Political thrills

In imagining Tony Blair's future, Robert Harris goes some way to explaining the mistakes of his past. But shouldn't he have aimed for something more ambitious than a thriller?
November 25, 2007
The Ghost, by Robert Harris
Hutchinson, £18.99

A question often posed over the last few years, on both sides of the Atlantic and in circles both politically sophisticated and politically naive, is this: how could Tony Blair, a politician of such superb promise, have squandered it all on that misguided misadventure in Iraq? And the inevitable corollary: why did such a clever fellow hitch his wagon to a nincompoop like George W Bush?

We'll probably never fully know the answers. But Robert Harris, no doubt after seething over the questions for years, has offered us a nifty fictional explanation. A couple of things need be said straight away: The Ghost does not concern, as some reports have it, a Tony Blair-like former Labour prime minister. The protagonist is quite clearly intended to be Tony Blair, although here christened Adam Lang. Lang's biography, along with many of his physical and personal characteristics, are sufficiently similar to Blair's to clinch the point pretty unambiguously. Several of the characters in Lang's political household also have recognisable real-life prototypes, most prominently Cherie Booth, Anji Hunter and Alastair Campbell. Other public figures put in cameo appearances (I even noticed a brief walk-on by former US defence secretary Robert McNamara, unnamed but amusingly identifiable to those who know him). The protests of authors like Philip Roth that works of the imagination should not be read as barely camouflaged journalism simply don't apply in this case.

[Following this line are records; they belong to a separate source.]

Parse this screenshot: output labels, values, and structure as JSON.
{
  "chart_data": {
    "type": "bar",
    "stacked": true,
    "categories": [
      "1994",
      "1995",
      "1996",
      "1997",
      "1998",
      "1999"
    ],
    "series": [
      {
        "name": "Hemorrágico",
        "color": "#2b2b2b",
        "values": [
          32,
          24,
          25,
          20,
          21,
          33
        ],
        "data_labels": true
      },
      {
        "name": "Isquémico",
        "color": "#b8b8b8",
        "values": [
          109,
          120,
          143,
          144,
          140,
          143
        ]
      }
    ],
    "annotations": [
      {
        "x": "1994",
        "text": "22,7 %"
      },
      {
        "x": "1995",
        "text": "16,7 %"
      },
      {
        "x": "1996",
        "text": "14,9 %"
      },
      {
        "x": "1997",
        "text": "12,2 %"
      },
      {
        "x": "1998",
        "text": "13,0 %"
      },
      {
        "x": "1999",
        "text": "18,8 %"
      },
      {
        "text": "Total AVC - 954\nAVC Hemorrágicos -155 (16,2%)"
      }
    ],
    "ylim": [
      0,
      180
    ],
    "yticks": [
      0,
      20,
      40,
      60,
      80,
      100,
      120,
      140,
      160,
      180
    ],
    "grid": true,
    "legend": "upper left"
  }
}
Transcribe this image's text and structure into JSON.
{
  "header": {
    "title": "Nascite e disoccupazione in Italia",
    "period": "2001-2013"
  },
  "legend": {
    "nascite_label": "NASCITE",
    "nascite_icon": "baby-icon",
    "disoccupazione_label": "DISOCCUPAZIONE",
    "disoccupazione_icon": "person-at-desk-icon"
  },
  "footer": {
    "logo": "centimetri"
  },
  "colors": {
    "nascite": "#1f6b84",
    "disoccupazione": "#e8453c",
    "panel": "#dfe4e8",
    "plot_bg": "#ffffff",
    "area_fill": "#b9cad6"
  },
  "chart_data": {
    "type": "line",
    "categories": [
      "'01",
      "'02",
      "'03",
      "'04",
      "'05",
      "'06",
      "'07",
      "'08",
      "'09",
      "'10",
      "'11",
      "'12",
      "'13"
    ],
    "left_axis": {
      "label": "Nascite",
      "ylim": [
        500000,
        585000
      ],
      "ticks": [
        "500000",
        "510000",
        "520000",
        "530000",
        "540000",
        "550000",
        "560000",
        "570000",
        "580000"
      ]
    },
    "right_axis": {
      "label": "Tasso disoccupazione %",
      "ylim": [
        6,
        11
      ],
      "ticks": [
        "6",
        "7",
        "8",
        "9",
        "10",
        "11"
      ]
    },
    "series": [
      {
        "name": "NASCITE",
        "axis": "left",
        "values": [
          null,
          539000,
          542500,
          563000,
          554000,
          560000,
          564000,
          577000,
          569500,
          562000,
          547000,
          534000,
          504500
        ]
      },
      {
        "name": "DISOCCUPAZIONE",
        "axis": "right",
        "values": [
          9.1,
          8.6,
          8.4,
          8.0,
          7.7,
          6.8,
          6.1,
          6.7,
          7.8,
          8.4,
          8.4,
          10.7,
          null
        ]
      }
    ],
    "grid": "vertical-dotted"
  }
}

Nevertheless, conversely, it would be a mistake to take at face value the alleged misbehaviour attributed to these identifiable figures, these fictional avatars of prominent real-life personages. Using the puzzles posed by Blair's premiership as a springboard, and further energised no doubt by his own very real and quite personal sense of outrage and betrayal, Harris has composed a divertissement, an entertainment, that is surely not intended literally. The sex and skulduggery in this novel are not being offered as actual exposé. It's rather a case of Harris saying to us, "How could Blair have made such dreadful, bone-headed mistakes? Well, here's one entertaining possibility."

In brief, The Ghost is about a professional ghostwriter hired to pen a former prime minister's memoirs when the original ghost, Lang's long-time aide, dies suddenly in suspicious circumstances. Within the next few days, while huddled, during the inclement off-season, with Lang and his small entourage-in-exile on Martha's Vineyard, the ghostwriter begins to uncover the personal and political malfeasance that warped Lang's career and threatens his current existence.

In structure and tone, The Ghost is conceived as a thriller. There are dangerous secrets, diabolical political machinations, hidden motives, chases, violence, suspense, and mysteries to be unravelled in the final pages. As such, the novel is thoroughly successful—it works. Harris is a professional. The suspense is suspenseful. The surprises—well, most of them—surprise. The pieces all fit together, the disparate strands end up tied together neatly. And the book boasts several ingenious plot novelties, including the very inventive deployment of an automobile's global positioning system; something tells me this device will be pirated in many future thrillers.

And Harris writes well; clearly, vividly and without fuss. He also possesses a fairly secure hold on American usage, a necessity in a book the bulk of which takes place on US soil. I counted only a handful of slips, and only one real howler: when Lang's American attorney boasts that he has arranged a meeting with the house majority leader, he doesn't seem aware that this is a relatively lowly position (British readers probably aren't familiar with the honourable Steny Hoyer of Maryland). He surely means the speaker of the house. In general, though, the author seems to know his eastern seaboard.

Still, for all the book's incontestable strengths, I can't help but wonder whether it really represents the most profitable use Harris could have made of his material. Despite the efficiency of its plotting, despite the skill that has gone into its execution—and even despite the fact that it's a rattling good read—The Ghost strikes me as a lesser book than Harris could and should have written. The subject matter—a political naif thrust into the intimate domestic lair of a disgraced (or at least tarnished) world leader—is so pregnant with narrative potential, it seems a shame to reduce it to the level of a thriller, no matter how professionally rendered. Harris is accomplished enough to try extending his reach a little. Take as emblematic the follow-up to the book's only sex scene: a situation rife with psychological and dramatic tension, worthy of pages of fascinating internal monologue and external conflict, leads nowhere, provides almost nothing of dramatic value except an edgy quasi-tiff between the two profoundly inappropriate lovers, and has almost no narrative consequence. And Lang himself remains a cipher throughout the book; avowedly, deliberately, explicitly, but no less frustratingly for that. Deep exploration of the network of relationships and cathected situations Harris has taken the trouble to provide would, it seems to me, have been more valuable than dozens of chases and murders and startling plot twists. And it might have had the additional advantage of making Harris's implicit political argument even more powerfully.